Picture + Dictionary = Pictionary
Brad (Pitt) + Angelina (Jolie) = Brangelina
Cyberspace + Magazine = Cyberzine
Education + Entertainment = Edutainment
Talk + Marathon = Talkathon
Telephone + Marathon = Telethon
Beef + Buffalo = Beefalo
Clam + Tomato = Clamato
Plum + Apricot = Pluot
Cafeteria + Auditorium = Cafetorium
Man + Fantastic = Mantastic
Bad + Advantage = Badvantage
Animal + Male = Animale (why not Manimal?)

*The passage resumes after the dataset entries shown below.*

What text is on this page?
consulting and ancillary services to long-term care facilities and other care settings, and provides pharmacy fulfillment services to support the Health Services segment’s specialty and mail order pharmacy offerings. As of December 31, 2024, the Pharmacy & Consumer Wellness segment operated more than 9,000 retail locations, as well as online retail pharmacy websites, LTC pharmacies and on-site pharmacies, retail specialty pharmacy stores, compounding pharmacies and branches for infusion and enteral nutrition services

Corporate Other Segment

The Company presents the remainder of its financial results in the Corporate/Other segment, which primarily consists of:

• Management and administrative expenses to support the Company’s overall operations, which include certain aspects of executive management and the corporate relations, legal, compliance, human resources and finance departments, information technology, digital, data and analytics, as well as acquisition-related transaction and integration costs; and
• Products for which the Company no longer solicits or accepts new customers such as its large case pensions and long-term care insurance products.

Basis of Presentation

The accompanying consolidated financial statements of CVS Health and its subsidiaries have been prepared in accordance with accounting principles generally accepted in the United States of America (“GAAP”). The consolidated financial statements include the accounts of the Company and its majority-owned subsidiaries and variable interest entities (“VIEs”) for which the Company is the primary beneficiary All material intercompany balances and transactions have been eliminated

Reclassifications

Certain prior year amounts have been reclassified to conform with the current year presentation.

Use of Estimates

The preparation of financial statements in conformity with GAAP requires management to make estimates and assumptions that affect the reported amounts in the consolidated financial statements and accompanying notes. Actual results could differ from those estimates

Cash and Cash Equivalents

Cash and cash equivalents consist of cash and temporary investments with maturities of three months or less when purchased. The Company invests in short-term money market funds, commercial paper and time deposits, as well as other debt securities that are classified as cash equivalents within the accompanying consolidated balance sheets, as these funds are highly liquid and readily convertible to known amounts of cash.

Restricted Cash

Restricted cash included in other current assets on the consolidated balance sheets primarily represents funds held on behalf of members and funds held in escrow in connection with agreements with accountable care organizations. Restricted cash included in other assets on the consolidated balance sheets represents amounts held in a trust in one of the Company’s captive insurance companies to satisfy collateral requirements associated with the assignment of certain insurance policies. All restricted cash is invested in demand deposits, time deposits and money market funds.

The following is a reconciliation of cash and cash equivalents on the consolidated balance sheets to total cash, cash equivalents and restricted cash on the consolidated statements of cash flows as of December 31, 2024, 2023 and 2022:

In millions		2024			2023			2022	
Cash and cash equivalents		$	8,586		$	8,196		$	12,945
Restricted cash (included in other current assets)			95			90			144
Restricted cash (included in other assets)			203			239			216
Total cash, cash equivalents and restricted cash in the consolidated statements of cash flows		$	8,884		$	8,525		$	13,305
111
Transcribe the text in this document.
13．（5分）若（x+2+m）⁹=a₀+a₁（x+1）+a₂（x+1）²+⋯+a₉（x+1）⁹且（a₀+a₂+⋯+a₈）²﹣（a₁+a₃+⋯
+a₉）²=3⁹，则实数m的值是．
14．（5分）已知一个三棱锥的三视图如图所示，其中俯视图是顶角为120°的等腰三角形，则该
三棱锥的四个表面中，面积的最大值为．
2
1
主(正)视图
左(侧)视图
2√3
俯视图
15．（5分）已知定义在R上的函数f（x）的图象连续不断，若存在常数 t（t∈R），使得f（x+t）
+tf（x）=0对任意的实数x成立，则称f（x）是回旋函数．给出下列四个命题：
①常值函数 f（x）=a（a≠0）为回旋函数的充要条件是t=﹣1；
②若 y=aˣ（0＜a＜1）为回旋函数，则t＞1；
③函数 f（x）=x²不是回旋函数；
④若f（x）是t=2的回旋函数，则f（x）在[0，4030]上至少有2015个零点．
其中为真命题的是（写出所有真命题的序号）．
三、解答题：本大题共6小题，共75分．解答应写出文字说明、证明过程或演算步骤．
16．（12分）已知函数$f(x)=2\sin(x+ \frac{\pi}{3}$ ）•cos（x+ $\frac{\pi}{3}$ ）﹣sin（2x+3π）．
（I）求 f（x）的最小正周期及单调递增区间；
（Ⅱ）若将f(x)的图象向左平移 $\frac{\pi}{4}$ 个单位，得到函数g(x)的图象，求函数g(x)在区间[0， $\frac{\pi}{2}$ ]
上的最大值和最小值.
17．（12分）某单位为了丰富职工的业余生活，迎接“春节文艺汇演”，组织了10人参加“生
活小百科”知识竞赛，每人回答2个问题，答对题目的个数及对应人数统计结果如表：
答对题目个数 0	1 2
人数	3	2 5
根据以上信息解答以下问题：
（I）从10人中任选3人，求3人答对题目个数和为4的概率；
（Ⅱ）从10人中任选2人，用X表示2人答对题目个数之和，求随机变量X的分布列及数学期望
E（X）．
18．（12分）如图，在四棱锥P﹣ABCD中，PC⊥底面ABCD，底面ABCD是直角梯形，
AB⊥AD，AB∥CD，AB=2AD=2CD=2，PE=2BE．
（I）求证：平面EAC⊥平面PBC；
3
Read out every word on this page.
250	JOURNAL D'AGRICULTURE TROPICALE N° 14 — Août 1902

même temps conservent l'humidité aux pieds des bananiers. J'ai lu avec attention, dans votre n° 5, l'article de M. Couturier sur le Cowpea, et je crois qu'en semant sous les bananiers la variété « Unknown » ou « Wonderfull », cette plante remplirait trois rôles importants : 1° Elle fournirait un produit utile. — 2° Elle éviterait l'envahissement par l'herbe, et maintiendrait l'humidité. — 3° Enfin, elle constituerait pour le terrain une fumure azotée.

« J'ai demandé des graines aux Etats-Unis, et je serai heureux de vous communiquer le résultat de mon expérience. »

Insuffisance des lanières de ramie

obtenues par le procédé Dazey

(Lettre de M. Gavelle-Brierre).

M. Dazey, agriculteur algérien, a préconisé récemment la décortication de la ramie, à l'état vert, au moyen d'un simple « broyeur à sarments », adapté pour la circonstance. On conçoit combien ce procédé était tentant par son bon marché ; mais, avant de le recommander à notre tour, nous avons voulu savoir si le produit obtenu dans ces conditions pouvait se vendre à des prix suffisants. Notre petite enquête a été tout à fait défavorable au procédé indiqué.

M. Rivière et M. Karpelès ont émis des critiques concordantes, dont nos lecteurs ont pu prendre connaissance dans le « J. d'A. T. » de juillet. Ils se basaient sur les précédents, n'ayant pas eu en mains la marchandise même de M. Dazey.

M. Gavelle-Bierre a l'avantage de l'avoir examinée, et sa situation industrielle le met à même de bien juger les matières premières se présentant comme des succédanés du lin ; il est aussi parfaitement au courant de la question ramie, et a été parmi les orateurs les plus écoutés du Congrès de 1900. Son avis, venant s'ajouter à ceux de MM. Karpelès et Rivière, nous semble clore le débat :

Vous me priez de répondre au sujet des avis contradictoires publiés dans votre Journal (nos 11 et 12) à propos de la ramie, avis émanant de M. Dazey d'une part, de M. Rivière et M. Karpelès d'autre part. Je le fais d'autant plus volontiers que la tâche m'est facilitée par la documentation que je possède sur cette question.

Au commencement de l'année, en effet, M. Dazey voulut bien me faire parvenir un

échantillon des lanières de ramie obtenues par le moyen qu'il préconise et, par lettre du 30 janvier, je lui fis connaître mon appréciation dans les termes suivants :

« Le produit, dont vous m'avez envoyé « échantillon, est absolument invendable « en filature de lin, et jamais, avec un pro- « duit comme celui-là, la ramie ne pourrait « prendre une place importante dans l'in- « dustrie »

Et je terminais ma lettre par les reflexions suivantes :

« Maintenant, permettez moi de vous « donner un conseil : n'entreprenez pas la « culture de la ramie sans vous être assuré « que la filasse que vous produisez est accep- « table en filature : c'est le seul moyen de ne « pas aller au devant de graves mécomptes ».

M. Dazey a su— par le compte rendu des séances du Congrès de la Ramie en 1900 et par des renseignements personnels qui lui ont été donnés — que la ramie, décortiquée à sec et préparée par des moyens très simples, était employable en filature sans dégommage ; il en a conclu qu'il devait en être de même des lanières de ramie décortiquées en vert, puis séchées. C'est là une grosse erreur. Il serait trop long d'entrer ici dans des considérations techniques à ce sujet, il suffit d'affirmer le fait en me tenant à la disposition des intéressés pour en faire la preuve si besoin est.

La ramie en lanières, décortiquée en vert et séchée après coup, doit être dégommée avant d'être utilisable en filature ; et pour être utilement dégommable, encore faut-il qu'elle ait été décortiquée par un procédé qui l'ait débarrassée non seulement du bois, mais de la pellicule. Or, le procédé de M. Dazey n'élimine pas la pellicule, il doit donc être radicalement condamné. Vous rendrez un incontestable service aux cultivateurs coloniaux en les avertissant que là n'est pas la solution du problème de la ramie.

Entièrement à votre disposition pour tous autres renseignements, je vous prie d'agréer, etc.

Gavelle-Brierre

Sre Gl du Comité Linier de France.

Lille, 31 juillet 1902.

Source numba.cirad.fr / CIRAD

Begin + Initiate = Beginitiate
Brain + Intelligence = Braintelligence
Clap + Applause = Clapplause
Dream + Ambition = Dreambition
Derriere + Rear = Derrierear
Head + Administrator = Headministrator
Head + Adversary = Headversary
Hint + Intimate = Hintimate
Pain + Injury = Painjury
Saint + Intellectual = Saintellectual

Here is my own selection of pormanteaux which you don't see often being listed on websites devoted to them. Most of these, you will not fail to notice, belong to slang language, or should I say Slanguage? (Slanguage, I guess, is a double portmanteau as Slang itself is a portmanteau comprising as it does of 'Street' and 'Language'.) So here it goes: Custard. If you think it describes a dish consisting of milk, eggs, flavouring, let me tell you that it is in fact a portmanteau comprising ‘C**t’ and ‘B*****d’. Fugly is another one, which very nicely combines two adjectives: ‘F***ing’ and ‘Ugly’ (the first an informal intensifier that can be used to emphasize a variety of adjectives in a variety of situations), and creates a new word that can be used as both a noun and an adjective. What about F**kwit, a portmanteau that expresses succinctly, though perhaps not very subtly, the lack of respect for someone’s intellectual abilities? Or D**khead which conveys the same meaning. I prefer F**kwit which is gender-neutral, you can even say, politically correct, over 'D**khead' which you won't use to describe a woman when you want to succintly and pithily convey that you find her foolish, inept and contemptible. Fornatio could be a useful word that parcimoniously describes two type of sexual activities. How about Shagathon, when one wants to describe a prolonged sexual congress? Corpenad is not the non-sensical word it sounds. Comprising 'Corpulent' and 'Maenad', it is, I'll put it to you, a high-brow word (it shows, to those who care about these things, your expert knowledge of Greek mythology) that describes a well-fed woman who is in a state of frenzy (perhaps because of the delay in getting Big Mac Meal).

When I mentioned to a friend of mine my intention to post my fulmination against portmanteaux on this blog, he advised me to temper the diatribe pointing out that the word Blog itself is a portmanteau.